Bagian D. Bagaimana Terjadinya Alkitab Kita


Bagaimana menentukan kitab mana saja yang merupakan Alkitab? Bagaimana kisahnya sampai yang diterima hanya 39 kitab sebagai Perjanjian Lama dan 27 kitab sebagai Perjanjian Baru? Pertanyaan-pertanyaan ini akan terjawab dalam pembicaraan tentang "kanonisasi Alkitab." Kata "kanon" di sini berarti "alat penentu" atau "standar."

Dari sekian banyak tulisan yang ada, hanya 66 kitab yang diterima sebagai firman Allah. Ini pun tidak semua kitab dapat dengan mudah dikenali dan diterima otoritasnya. Ada kitab-kitab yang harus melalui pergumulan yang panjang untuk diterima sebagai bagian dari Alkitab. Namun, sepanjang pergumulan itu, Allah yang menjadi penentu dalam proses kanonisasi Alkitab ini, bukan manusia.

Perjanjian Lama. Tulisan-tulisan nabi Musa dan kitab Yosua dapat dengan mudah diterima sebagai Alkitab (Keluaran 24:3; Yosua 24:26). Kitab-kitab lainnya diuji dengan pedoman-pedoman sebagai berikut:

  1. Penulisnya haruslah seorang nabi atau pemimpin bangsa Israel yang dikenal.

  • Isinya membuktikan adanya otoritas dan kuasa. Pembaca dapat mengenalinya sebagai pernyataan Allah yang dikomunikasikan secara unik.
  • Tulisan-tulisan yang jelas-jelas berisi kesalahan doktrin atau data, disisihkan.

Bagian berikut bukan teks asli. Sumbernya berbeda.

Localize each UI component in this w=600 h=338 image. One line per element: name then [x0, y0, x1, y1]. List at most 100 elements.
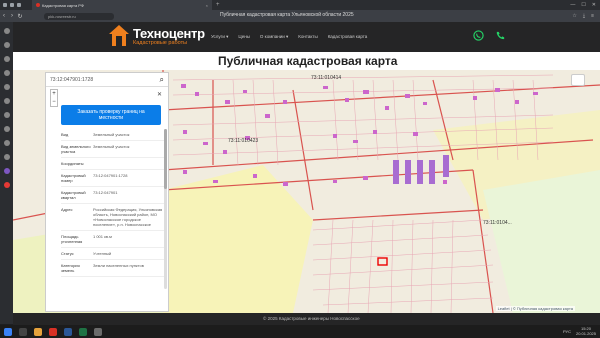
menu-item-cadastral-map[interactable]: Кадастровая карта: [328, 34, 368, 40]
tab-nav-icons[interactable]: [0, 3, 32, 7]
browser-sidebar: [0, 22, 13, 324]
menu-item-about[interactable]: О компании ▾: [260, 34, 288, 40]
sidebar-icon[interactable]: [3, 28, 10, 34]
site-footer: © 2025 Кадастровые инженеры Новоспасское: [13, 313, 600, 325]
info-value: 1 001 кв.м: [93, 234, 112, 239]
excel-icon[interactable]: [79, 327, 87, 336]
info-value: Земли населенных пунктов: [93, 263, 144, 268]
order-boundary-check-button[interactable]: Заказать проверку границ на местности: [61, 105, 161, 125]
logo-house-icon: [109, 25, 129, 46]
menu-item-services[interactable]: Услуги ▾: [211, 34, 228, 40]
sidebar-icon[interactable]: [3, 140, 10, 146]
window-controls: — ☐ ✕: [570, 2, 600, 8]
info-key: Вид земельного участка: [61, 144, 91, 154]
map-apartment-blocks: [393, 155, 449, 184]
search-input[interactable]: [50, 76, 150, 83]
title-strip: Публичная кадастровая карта: [13, 52, 600, 70]
quarter-label: 73:11:010414: [311, 75, 342, 81]
info-value: Земельный участок: [93, 132, 130, 137]
info-value: Учтенный: [93, 251, 112, 256]
reload-icon[interactable]: ↻: [16, 13, 24, 20]
panel-scrollbar[interactable]: [164, 129, 167, 289]
close-icon[interactable]: ✕: [157, 91, 162, 98]
bookmark-icon[interactable]: ☆: [572, 13, 576, 19]
language-indicator[interactable]: РУС: [563, 329, 571, 334]
start-icon[interactable]: [4, 327, 12, 336]
info-value: Российская Федерация, Ульяновская област…: [93, 207, 163, 227]
selected-parcel[interactable]: [377, 257, 388, 266]
clock[interactable]: 15:20 20.01.2025: [575, 326, 596, 336]
windows-taskbar: РУС 15:20 20.01.2025: [0, 325, 600, 338]
explorer-icon[interactable]: [34, 327, 42, 336]
info-row: Вид земельного участка Земельный участок: [61, 141, 165, 158]
address-bar-icons: ☆ ⤓ ≡: [572, 13, 600, 19]
info-value: Земельный участок: [93, 144, 130, 149]
sidebar-icon[interactable]: [3, 154, 10, 160]
info-key: Кадастровый квартал: [61, 190, 86, 200]
info-key: Кадастровый номер: [61, 173, 86, 183]
phone-icon[interactable]: [495, 30, 506, 41]
close-window-icon[interactable]: ✕: [592, 2, 596, 8]
layers-icon[interactable]: [571, 74, 585, 86]
maximize-icon[interactable]: ☐: [581, 2, 585, 8]
sidebar-icon[interactable]: [3, 84, 10, 90]
quarter-label: 73:11:010423: [228, 138, 259, 144]
header-contact-icons: [473, 30, 506, 41]
info-key: Вид: [61, 132, 69, 137]
info-key: Категория земель: [61, 263, 80, 273]
sidebar-icon[interactable]: [3, 56, 10, 62]
app-icon[interactable]: [94, 327, 102, 336]
info-key: Площадь уточненная: [61, 234, 83, 244]
menu-item-contacts[interactable]: Контакты: [298, 34, 317, 40]
info-row: Координаты: [61, 158, 165, 170]
back-icon[interactable]: ‹: [0, 13, 8, 19]
alice-icon[interactable]: [3, 168, 10, 174]
address-bar: ‹ › ↻ pkk-rosreestr.ru Публичная кадастр…: [0, 10, 600, 22]
menu-icon[interactable]: ≡: [591, 13, 594, 19]
info-row: Категория земель Земли населенных пункто…: [61, 260, 165, 277]
info-value: 73:12:047901:1728: [93, 173, 128, 178]
new-tab-icon[interactable]: +: [212, 2, 224, 8]
info-row: Адрес Российская Федерация, Ульяновская …: [61, 204, 165, 231]
tab-favicon-icon: [36, 3, 40, 7]
url-field[interactable]: pkk-rosreestr.ru: [44, 12, 114, 20]
info-value: [93, 161, 163, 166]
sidebar-icon[interactable]: [3, 42, 10, 48]
info-key: Адрес: [61, 207, 73, 212]
zoom-control[interactable]: + −: [50, 89, 58, 107]
quarter-label: 73:11:0104...: [483, 220, 512, 226]
minimize-icon[interactable]: —: [570, 2, 575, 8]
whatsapp-icon[interactable]: [473, 30, 484, 41]
clock-date: 20.01.2025: [575, 330, 596, 336]
logo-subtitle: Кадастровые работы: [133, 40, 188, 46]
info-value: 73:12:047901: [93, 190, 118, 195]
notifications-icon[interactable]: [3, 182, 10, 188]
logo-name: Техноцентр: [133, 26, 205, 41]
sidebar-icon[interactable]: [3, 70, 10, 76]
map-green-zone: [483, 170, 600, 313]
site-header: Техноцентр Кадастровые работы Услуги ▾ Ц…: [13, 22, 600, 52]
forward-icon[interactable]: ›: [8, 13, 16, 19]
parcel-info-panel: ⌕ +− ✕ Заказать проверку границ на местн…: [45, 72, 169, 312]
info-row: Кадастровый квартал 73:12:047901: [61, 187, 165, 204]
close-tab-icon[interactable]: ×: [206, 3, 208, 8]
sidebar-icon[interactable]: [3, 98, 10, 104]
tab-label: Кадастровая карта РФ: [42, 2, 84, 8]
logo[interactable]: Техноцентр Кадастровые работы: [108, 24, 205, 48]
page-title-in-bar: Публичная кадастровая карта Ульяновской …: [220, 12, 354, 18]
search-row: ⌕: [46, 73, 168, 87]
info-row: Вид Земельный участок: [61, 129, 165, 141]
word-icon[interactable]: [64, 327, 72, 336]
yandex-browser-icon[interactable]: [49, 327, 57, 336]
parcel-info-table: Вид Земельный участок Вид земельного уча…: [61, 129, 165, 277]
sidebar-icon[interactable]: [3, 126, 10, 132]
menu-item-prices[interactable]: Цены: [238, 34, 250, 40]
main-menu: Услуги ▾ Цены О компании ▾ Контакты Када…: [211, 34, 367, 40]
search-icon[interactable]: ⌕: [160, 75, 164, 85]
download-icon[interactable]: ⤓: [583, 13, 585, 19]
info-key: Статус: [61, 251, 74, 256]
search-taskbar-icon[interactable]: [19, 327, 27, 336]
browser-tab[interactable]: Кадастровая карта РФ ×: [32, 0, 212, 10]
info-row: Кадастровый номер 73:12:047901:1728: [61, 170, 165, 187]
sidebar-icon[interactable]: [3, 112, 10, 118]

Kitab-kitab yang otoritasnya pernah diterima generasi sebelumnya, dipertimbangkan lebih dahulu.
  • Pengesahan berikutnya diberikan kepada kitab-kitab Perjanjian Lama yang banyak dikutip oleh Kristus maupun penulis Perjanjian Baru.
  • Ke-12 buku Apokrif tidak diterima sebagai bagian dari Alkitab karena:

    • Tidak terlihat sebagai kanon Ibrani.
    • Tidak pernah dikutip dalam Perjanjian Baru.
    • Tidak termasuk dalam daftar kanon-kanon sebelumnya.
    • Isinya lebih mengarah pada mitos/tradisi.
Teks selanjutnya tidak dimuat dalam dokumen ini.